Our study has several limitations. First and most importantly, because we did not administer IV contrast medium for CT image acquisition at PET/CT, CT component images might have played a role as transmission data only image coregistration and have provided little morphologic information for metastasis detection. This might have contributed to lowering sensitivity for detecting brain or other organ (e.g., hepatic, renal, and splenic) metastasis at PET/CT. Therefore, our comparison is more of PET alone versus PET plus MRI brain, rather than PET/CT alone versus PET/CT plus MRI brain.
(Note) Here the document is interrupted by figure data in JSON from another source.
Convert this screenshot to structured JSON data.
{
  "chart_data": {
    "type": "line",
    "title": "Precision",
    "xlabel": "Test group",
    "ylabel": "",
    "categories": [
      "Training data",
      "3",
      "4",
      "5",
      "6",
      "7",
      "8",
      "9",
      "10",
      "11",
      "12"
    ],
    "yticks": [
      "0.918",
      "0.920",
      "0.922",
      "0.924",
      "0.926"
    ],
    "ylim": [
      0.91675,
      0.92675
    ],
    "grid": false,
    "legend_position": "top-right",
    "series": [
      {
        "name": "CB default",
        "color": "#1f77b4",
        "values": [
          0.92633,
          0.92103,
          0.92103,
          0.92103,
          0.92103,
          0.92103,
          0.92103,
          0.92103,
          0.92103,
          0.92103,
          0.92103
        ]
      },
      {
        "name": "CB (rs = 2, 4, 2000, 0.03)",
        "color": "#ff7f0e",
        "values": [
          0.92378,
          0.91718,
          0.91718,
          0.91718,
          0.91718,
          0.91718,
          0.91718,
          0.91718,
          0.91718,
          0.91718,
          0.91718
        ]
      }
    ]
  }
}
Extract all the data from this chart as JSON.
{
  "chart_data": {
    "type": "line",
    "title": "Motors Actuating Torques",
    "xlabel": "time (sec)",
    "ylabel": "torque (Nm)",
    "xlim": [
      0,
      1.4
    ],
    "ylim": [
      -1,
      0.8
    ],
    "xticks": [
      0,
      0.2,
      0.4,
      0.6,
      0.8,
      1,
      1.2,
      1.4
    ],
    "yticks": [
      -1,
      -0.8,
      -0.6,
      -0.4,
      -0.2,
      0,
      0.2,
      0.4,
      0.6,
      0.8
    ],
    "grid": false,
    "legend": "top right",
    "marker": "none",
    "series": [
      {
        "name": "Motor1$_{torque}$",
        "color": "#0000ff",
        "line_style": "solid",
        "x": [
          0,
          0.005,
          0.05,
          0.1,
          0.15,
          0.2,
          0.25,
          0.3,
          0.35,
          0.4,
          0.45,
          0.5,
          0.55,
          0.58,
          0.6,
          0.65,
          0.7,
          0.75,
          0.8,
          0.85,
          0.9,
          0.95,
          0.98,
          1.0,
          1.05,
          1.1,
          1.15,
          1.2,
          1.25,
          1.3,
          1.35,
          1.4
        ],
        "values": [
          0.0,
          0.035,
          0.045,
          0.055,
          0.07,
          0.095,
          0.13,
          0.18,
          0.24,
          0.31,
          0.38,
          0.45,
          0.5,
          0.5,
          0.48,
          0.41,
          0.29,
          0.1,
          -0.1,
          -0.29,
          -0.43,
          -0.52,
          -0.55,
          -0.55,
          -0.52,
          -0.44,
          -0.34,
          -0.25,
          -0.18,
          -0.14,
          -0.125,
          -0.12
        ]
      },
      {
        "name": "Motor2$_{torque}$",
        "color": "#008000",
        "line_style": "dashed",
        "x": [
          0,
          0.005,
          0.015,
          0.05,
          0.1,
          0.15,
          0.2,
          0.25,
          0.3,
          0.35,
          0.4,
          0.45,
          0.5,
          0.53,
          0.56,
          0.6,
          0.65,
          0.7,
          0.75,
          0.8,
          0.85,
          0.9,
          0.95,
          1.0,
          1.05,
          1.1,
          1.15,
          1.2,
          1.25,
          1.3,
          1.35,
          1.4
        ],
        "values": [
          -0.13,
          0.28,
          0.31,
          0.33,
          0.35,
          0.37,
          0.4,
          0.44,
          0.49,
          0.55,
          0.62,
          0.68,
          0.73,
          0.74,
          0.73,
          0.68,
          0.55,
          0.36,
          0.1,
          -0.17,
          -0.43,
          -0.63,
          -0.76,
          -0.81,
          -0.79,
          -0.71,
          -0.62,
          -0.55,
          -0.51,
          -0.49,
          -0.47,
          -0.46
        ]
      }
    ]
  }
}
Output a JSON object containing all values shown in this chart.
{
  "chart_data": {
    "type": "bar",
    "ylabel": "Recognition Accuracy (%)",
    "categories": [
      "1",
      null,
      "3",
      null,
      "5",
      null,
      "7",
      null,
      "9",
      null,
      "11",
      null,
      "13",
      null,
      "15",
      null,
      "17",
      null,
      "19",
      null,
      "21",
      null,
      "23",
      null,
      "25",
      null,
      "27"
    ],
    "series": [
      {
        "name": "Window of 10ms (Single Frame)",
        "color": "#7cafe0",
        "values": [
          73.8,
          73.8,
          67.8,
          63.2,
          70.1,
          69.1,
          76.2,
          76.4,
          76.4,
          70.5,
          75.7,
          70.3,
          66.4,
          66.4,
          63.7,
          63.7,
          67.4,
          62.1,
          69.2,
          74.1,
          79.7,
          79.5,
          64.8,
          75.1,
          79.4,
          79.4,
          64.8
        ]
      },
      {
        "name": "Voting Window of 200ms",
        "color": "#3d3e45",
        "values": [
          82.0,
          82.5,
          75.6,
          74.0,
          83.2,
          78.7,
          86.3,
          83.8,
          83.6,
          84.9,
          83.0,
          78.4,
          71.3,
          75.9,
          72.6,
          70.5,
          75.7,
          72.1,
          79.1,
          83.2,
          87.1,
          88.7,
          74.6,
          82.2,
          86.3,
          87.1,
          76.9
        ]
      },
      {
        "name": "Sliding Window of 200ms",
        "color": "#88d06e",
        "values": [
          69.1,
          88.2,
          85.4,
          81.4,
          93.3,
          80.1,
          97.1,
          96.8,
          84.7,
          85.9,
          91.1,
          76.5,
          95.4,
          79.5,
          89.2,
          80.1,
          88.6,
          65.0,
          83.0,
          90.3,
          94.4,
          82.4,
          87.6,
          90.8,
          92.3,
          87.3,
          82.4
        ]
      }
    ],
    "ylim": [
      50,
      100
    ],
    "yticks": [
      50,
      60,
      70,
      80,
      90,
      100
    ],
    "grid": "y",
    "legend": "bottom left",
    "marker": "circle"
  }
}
Obtaining contrast-enhanced CT component images at PET/CT would provide more precise anatomic information for abnormal lesions by enhancing attenuation differences between lesions and surrounding normal structures especially in such cases as brain, hepatic, renal or splenic metastasis. However, controversies on having enhanced CT component of PET/CT are still ongoing, because concerns over contrast medium injection in terms of technical, economic, work-flow, and radiation-safety issues has been raised. Second, we were unable to make a pathologic diagnosis of an extrathoracic metastasis at a given site in every patient. This may suggest that the sensitivity and specificity values in the current study might be biased. Third, brain MRI is not routinely included as a standard initial staging workup in clinical practice at other institutions and we did not calculate the cost-effectiveness of the addition of brain MRI to PET/CT. A further study needs to be performed as to the cost-effectiveness on our protocol for the addition of brain MRI to PET or PET/CT.
In conclusion, with the addition of dedicated brain MRI to PET/CT and thus with enhanced brain metastasis detection, a significant increase in diagnostic sensitivity can be achieved for detecting extrathoracic metastases in patients with lung adenocarcinoma. Thus, adding dedicated brain MRI to PET/CT appears to be efficient for M staging in patients who have a histopathologically confirmed lung adenocarcinoma.